In the output there are two main informations: the correlation coefficient (-0.6039861) and the p-value (1.127e-12). The correlation coefficient (CC) can be interpreted as a measure of the degree of linear relationship between two variables and the p-value is a test to check the CC is significant: if (p-value \(>\) 0,05) the null hypothesis of correlation equals to 0 is not rejected, otherwise (p-valor \(\leq\) 0.05) the correlation is significant. In this case, the linear relationship between the two variables is negative and moderated. As a complementary analysis, the plot shown above is a scatter plot between the variables and a regression line. It is clearly seen that an linear model is not well fitted to this dataset.

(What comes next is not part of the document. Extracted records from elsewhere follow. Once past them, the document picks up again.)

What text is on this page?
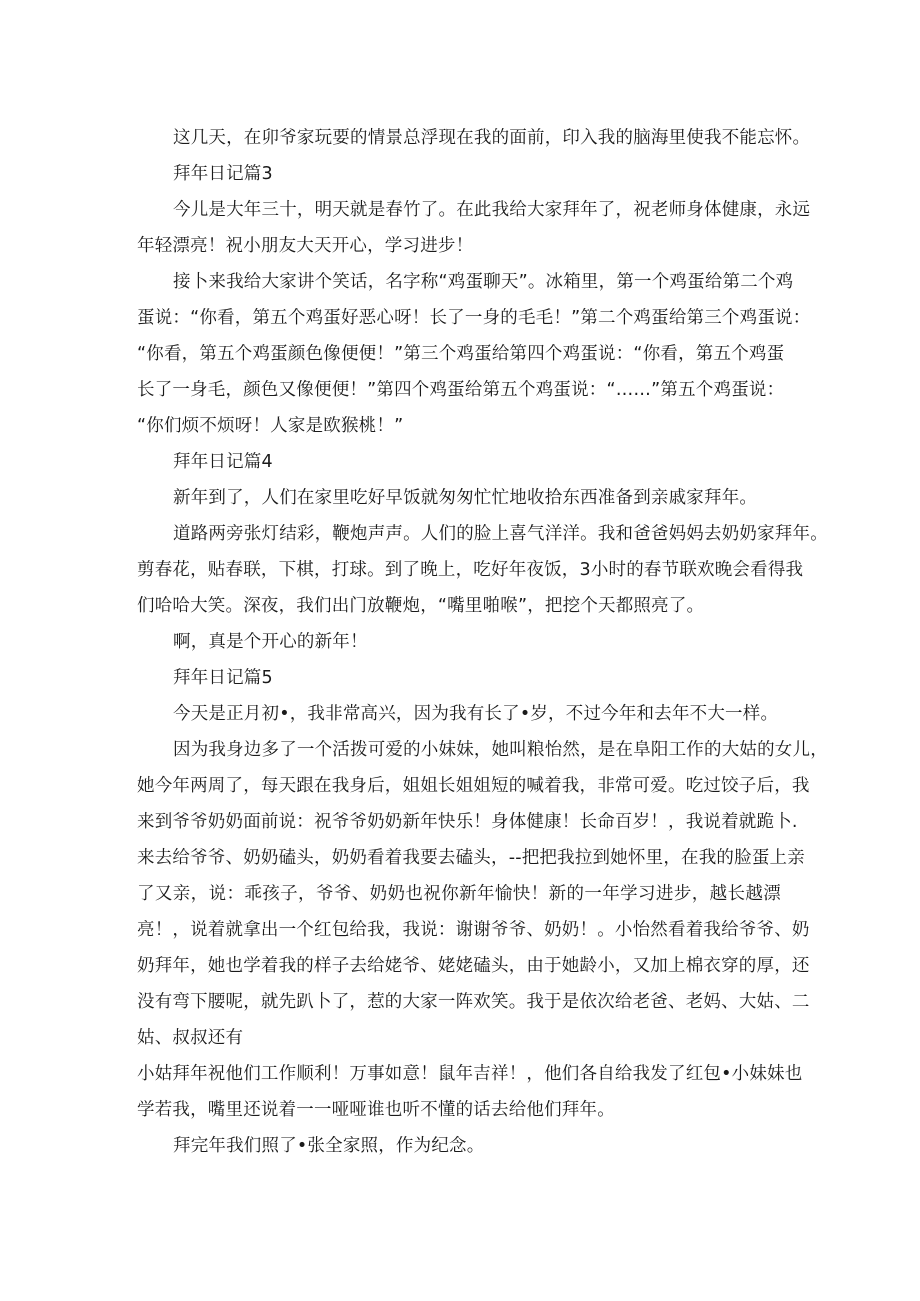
这几天，在卯爷家玩要的情景总浮现在我的面前，印入我的脑海里使我不能忘怀。
拜年日记篇3
今儿是大年三十，明天就是春竹了。在此我给大家拜年了，祝老师身体健康，永远
年轻漂亮！祝小朋友大天开心，学习进步！
接卜来我给大家讲个笑话，名字称“鸡蛋聊天”。冰箱里，第一个鸡蛋给第二个鸡
蛋说：“你看，第五个鸡蛋好恶心呀！长了一身的毛毛！”第二个鸡蛋给第三个鸡蛋说：
“你看，第五个鸡蛋颜色像便便！”第三个鸡蛋给第四个鸡蛋说：“你看，第五个鸡蛋
长了一身毛，颜色又像便便！”第四个鸡蛋给第五个鸡蛋说：“……”第五个鸡蛋说：
“你们烦不烦呀！人家是欧猴桃！”
拜年日记篇4
新年到了，人们在家里吃好早饭就匆匆忙忙地收拾东西准备到亲戚家拜年。
道路两旁张灯结彩，鞭炮声声。人们的脸上喜气洋洋。我和爸爸妈妈去奶奶家拜年。
剪春花，贴春联，下棋，打球。到了晚上，吃好年夜饭，3小时的春节联欢晚会看得我
们哈哈大笑。深夜，我们出门放鞭炮，“嘴里啪喉”，把挖个天都照亮了。
啊，真是个开心的新年！
拜年日记篇5
今天是正月初•，我非常高兴，因为我有长了•岁，不过今年和去年不大一样。
因为我身边多了一个活拨可爱的小妹妹，她叫粮怡然，是在阜阳工作的大姑的女儿，
她今年两周了，每天跟在我身后，姐姐长姐姐短的喊着我，非常可爱。吃过饺子后，我
来到爷爷奶奶面前说：祝爷爷奶奶新年快乐！身体健康！长命百岁！，我说着就跪卜.
来去给爷爷、奶奶磕头，奶奶看着我要去磕头，--把把我拉到她怀里，在我的脸蛋上亲
了又亲，说：乖孩子，爷爷、奶奶也祝你新年愉快！新的一年学习进步，越长越漂
亮！，说着就拿出一个红包给我，我说：谢谢爷爷、奶奶！。小怡然看着我给爷爷、奶
奶拜年，她也学着我的样子去给姥爷、姥姥磕头，由于她龄小，又加上棉衣穿的厚，还
没有弯下腰呢，就先趴卜了，惹的大家一阵欢笑。我于是依次给老爸、老妈、大姑、二
姑、叔叔还有
小姑拜年祝他们工作顺利！万事如意！鼠年吉祥！，他们各自给我发了红包•小妹妹也
学若我，嘴里还说着一一哑哑谁也听不懂的话去给他们拜年。
拜完年我们照了•张全家照，作为纪念。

A point that has to be considered is that the data from the two variables are from quite a long time (9 years) and economic changes can be notice in short periods of time. Taking this into account the correlation coefficient will be analized considering different periods of time: i) the last 5 years and ii) the last 3 years. The output from the correlation test and coefficient can be seen below and right beneath that a scatter plot is displayed, aiming to observe the existence of linear relationship.

i) Last 5 years

## 
##  Pearson's product-moment correlation
## 
## data:  gold.5$Value and house.sold.5$numSoldHouses
## t = -1.1571, df = 58, p-value = 0.252
## alternative hypothesis: true correlation is not equal to 0
## 95 percent confidence interval:
##  -0.3892925  0.1078205
## sample estimates:
##        cor 
## -0.1502169

Not as expected, the correlation coefficient is insignificant (p-value > 0.05) when only the data from the last 5 years is used.

ii) Last 3 years

## 
##  Pearson's product-moment correlation
## 
## data:  gold.3$Value and house.sold.3$numSoldHouses
## t = 0.35237, df = 34, p-value = 0.7267
## alternative hypothesis: true correlation is not equal to 0
## 95 percent confidence interval:
##  -0.2736369  0.3813009
## sample estimates:
##       cor 
## 0.0603217

Once again, the correlation coefficient is not significant. This indicates that the Gold prices Against Sterling is not a good explanatory variable to the Number os Sold Houses.